I’ve had Type 1 Diabetes for ten years now. Can’t say it’s something to necessarily celebrate, but it’s a milestone. I don’t remember the exact day I was diagnosed, but it was in September ten years ago.
I had just started second grade in a private school. It was my second and last year there; my mom started homeschooling me again after that. It actually happened right after we came back from vacation.
I had started showing symptoms of diabetes while we were on vacation. The long car rides to and from the resort weren’t very fun. I was drinking water constantly because I was so thirsty (a symptom of high blood sugar), so I had to go to the bathroom at ever single rest stop that we passed. My mother noticed I was getting really skinny and got really worried about me.
The three days I spent in the hospital after I was diagnosed were bitter-sweet. I actually laugh at some of the memories. The first night they had to give me an IV. I hated needles – who doesn’t? (Well, my four-year-old sister doesn’t. She actually likes getting her blood drawn…she’s weird…anyway…) My dad had to hold me down to keep me still so they could put it in because I struggled so much. The whole ordeal was definitely more difficult for my parents than it was for me.
So, they got the IV in, and then they had to take me to my room upstairs.

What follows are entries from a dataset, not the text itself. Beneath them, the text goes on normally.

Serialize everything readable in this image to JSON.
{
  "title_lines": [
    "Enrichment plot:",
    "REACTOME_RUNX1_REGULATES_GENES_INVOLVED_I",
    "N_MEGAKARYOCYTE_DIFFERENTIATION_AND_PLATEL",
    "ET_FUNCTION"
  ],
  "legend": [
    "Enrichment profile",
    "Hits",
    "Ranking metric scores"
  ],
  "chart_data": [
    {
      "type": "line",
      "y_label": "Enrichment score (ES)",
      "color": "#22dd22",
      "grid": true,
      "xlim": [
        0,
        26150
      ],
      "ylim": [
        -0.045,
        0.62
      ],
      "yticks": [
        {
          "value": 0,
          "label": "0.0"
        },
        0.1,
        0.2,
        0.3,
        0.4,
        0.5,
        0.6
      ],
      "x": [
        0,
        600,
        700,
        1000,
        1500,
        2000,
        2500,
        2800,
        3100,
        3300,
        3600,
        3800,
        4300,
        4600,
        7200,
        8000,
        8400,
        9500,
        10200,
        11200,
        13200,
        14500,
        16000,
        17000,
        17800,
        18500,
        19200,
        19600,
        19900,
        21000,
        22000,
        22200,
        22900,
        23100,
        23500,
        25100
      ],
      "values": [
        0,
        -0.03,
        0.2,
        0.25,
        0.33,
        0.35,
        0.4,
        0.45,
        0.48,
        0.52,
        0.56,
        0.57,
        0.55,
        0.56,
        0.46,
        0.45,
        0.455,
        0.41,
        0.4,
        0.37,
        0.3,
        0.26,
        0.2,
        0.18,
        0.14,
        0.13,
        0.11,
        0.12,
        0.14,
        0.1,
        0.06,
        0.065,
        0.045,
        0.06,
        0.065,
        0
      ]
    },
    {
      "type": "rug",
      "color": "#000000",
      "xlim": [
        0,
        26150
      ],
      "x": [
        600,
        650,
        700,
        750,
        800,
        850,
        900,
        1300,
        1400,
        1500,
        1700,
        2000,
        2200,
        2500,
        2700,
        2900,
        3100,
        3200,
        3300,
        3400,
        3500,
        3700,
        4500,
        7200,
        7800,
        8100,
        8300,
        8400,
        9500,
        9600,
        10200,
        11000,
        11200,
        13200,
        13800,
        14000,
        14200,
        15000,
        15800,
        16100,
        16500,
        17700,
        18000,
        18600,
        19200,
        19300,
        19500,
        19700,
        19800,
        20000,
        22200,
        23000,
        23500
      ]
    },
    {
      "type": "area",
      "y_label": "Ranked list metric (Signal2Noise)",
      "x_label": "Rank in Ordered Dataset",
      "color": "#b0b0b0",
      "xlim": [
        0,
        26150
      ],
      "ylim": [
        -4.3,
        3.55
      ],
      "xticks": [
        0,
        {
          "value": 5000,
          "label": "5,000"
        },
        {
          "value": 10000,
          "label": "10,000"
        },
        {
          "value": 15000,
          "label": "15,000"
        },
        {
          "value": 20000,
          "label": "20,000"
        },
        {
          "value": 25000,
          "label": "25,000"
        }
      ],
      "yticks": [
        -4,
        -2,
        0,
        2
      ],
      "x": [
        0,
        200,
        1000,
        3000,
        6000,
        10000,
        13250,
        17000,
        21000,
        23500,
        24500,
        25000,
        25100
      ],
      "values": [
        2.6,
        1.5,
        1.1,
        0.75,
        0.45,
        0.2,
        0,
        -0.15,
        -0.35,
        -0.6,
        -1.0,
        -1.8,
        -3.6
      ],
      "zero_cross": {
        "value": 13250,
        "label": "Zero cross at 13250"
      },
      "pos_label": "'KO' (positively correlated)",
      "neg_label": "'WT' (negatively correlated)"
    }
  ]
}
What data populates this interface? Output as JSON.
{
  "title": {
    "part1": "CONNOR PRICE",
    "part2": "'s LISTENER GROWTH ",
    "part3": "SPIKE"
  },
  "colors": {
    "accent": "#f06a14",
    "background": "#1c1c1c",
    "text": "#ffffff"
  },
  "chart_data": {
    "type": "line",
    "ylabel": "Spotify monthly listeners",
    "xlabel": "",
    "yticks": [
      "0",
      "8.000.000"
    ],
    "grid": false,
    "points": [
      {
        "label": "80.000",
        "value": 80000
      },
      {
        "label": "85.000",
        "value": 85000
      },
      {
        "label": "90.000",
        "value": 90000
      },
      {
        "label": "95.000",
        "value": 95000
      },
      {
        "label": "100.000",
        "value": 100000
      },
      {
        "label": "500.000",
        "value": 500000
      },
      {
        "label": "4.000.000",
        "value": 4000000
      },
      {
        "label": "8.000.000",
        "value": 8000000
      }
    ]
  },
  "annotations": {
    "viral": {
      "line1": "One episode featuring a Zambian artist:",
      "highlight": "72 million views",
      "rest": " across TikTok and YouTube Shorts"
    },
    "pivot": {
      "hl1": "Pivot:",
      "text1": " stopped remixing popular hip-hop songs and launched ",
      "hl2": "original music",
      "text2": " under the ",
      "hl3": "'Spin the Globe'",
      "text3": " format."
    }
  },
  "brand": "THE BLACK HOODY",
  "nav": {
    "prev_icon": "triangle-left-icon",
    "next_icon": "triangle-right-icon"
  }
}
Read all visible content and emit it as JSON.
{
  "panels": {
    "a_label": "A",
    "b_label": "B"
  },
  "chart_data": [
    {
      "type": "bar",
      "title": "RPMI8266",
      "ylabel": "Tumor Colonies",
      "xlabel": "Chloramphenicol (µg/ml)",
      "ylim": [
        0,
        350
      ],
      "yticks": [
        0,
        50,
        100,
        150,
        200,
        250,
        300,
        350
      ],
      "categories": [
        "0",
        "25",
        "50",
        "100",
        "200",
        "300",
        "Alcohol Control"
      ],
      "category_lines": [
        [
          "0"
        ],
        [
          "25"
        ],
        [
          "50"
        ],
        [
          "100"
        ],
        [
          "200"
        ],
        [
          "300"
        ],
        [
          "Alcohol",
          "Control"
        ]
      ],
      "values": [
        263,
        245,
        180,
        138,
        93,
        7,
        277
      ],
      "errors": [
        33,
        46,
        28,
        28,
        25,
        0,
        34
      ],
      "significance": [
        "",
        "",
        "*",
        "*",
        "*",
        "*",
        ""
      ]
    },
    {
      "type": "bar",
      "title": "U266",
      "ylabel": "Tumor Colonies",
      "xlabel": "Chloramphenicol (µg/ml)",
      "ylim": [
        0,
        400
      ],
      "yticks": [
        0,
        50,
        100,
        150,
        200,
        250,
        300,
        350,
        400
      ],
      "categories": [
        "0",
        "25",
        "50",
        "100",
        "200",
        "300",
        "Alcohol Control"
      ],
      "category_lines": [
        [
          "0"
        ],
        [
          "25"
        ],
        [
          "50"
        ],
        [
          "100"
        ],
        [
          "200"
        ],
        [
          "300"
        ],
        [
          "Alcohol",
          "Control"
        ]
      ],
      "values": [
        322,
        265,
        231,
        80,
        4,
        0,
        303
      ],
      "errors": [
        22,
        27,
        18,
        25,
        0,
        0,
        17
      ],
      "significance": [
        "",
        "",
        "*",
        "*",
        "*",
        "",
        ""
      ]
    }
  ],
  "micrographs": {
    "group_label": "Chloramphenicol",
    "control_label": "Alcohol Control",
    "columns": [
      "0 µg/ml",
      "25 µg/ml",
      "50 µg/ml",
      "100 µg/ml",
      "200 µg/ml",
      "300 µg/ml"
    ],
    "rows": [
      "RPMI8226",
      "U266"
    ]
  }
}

They thought it’d be easier to get me there if they put me in a wheelchair, so they could stroll me along with the cart holding the IV fluids. It probably would’ve been easier if they had just let me walk, because I DID NOT want to sit in the wheelchair! Again, I had to be forced (I’ve always been stubborn. It’s the Irish 😛 ).
But, really, what’s the big deal about sitting in a wheelchair? Most kids would probably think it was cool. I didn’t want to because I felt like it was degrading. There was nothing wrong with my legs. I wasn’t a baby that needed to be strolled. I was perfectly capable of walking. Why’d they want to put me in a wheelchair?? Well, they told me why, but again, I just thought, “I can just walk along with it – it’s really not a big deal.” I laugh at the whole situation now – though I still feel that way about wheelchairs :P. Actually, I was just thinking about it (wheelchairs) the other day: I was thinking “Would I rather be blind or be in a wheelchair the rest of my life?” I think I’d rather be blind o_o. Maybe.
I actually enjoyed a lot of the rest of my time there. My dad stayed with me the whole time, and every night I got to stay up late playing board games with him :D. I think I watched TV a lot during the day, though I don’t remember it much.
Anyway, here’s some memes only diabetics will understand:
Seems like that episode was practically written for T1 diabetics :D. I love the SpongeBob classics. The new ones just…they’re just not the SpongeBob I remember :(.